Ab 1984 ließ ich meine Kunstwerke bei der Lehni AG herstellen. Die Firma produziert Metallmöbel, die praktisch und schön sind, ohne Prätention, die sich sonst bei fast allen Möbeln findet, selbst bei denen, die angeblich ein gutes Design haben. Diese sind weder ein Symbol für die Vergangenheit noch für die Zukunft, sind weder vornehm noch rustikal.

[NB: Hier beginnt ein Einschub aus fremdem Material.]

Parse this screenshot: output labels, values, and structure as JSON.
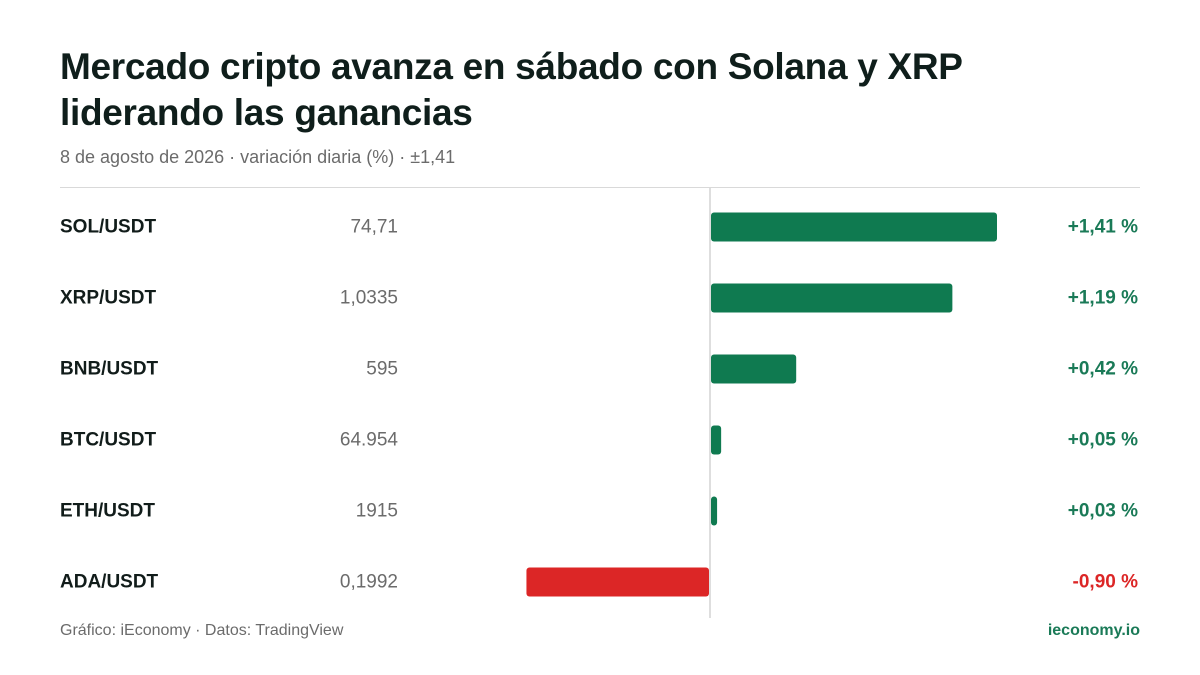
{
  "header": {
    "title": "Mercado cripto avanza en sábado con Solana y XRP liderando las ganancias",
    "subtitle": "8 de agosto de 2026 · variación diaria (%) · ±1,41"
  },
  "footer": {
    "source": "Gráfico: iEconomy · Datos: TradingView",
    "brand": "ieconomy.io"
  },
  "colors": {
    "positive": "#0f7a50",
    "negative": "#dc2626",
    "label_positive": "#1a7a57",
    "label_negative": "#dc2626"
  },
  "chart_data": {
    "type": "bar",
    "orientation": "horizontal",
    "title": "Mercado cripto avanza en sábado con Solana y XRP liderando las ganancias",
    "xlim": [
      -1.41,
      1.41
    ],
    "categories": [
      "SOL/USDT",
      "XRP/USDT",
      "BNB/USDT",
      "BTC/USDT",
      "ETH/USDT",
      "ADA/USDT"
    ],
    "prices": [
      "74,71",
      "1,0335",
      "595",
      "64.954",
      "1915",
      "0,1992"
    ],
    "values": [
      1.41,
      1.19,
      0.42,
      0.05,
      0.03,
      -0.9
    ],
    "value_labels": [
      "+1,41 %",
      "+1,19 %",
      "+0,42 %",
      "+0,05 %",
      "+0,03 %",
      "-0,90 %"
    ],
    "grid": false
  }
}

Andreas Christen entwarf sie für Rudolf Lehni, der 1981 starb. Heute besitzt und leitet seine Frau, Doris Lehni Quarella, die Fabrik. Das handwerkliche Niveau ist sehr hoch, was eine Seltenheit ist; industrielle Technik, die keine Garantieerklärungen braucht. Die Tendenz und Kapazität dieser Fabrik, der Metalltisch von früher und die neuen Ideen zu den Holzmöbeln, all das führte bald selbstverständlich zu dem Plan, Metallmöbel zu machen. Dank Alfred Lees und Willi Bühler wurde in weniger als zwei Wochen ein Aluminiumstuhl hergestellt, der später rot einbrennlackiert wurde. Doris Lehni Quarella und ich prüften die Arbeit und beschlossen, weitere Möbel zu machen. Schließlich waren es zehn Modelle, die im Dezember 1984 in der Max Protetch Gallery New York ausgestellt wurden. Hinzu kam noch eines für die Ausstellung in der Annemarie Verna Galerie, Zürich, im Februar 1985. Heute sind es 15 Möbelstücke, die jeweils in 15 verschiedenen Farben erhältlich sind.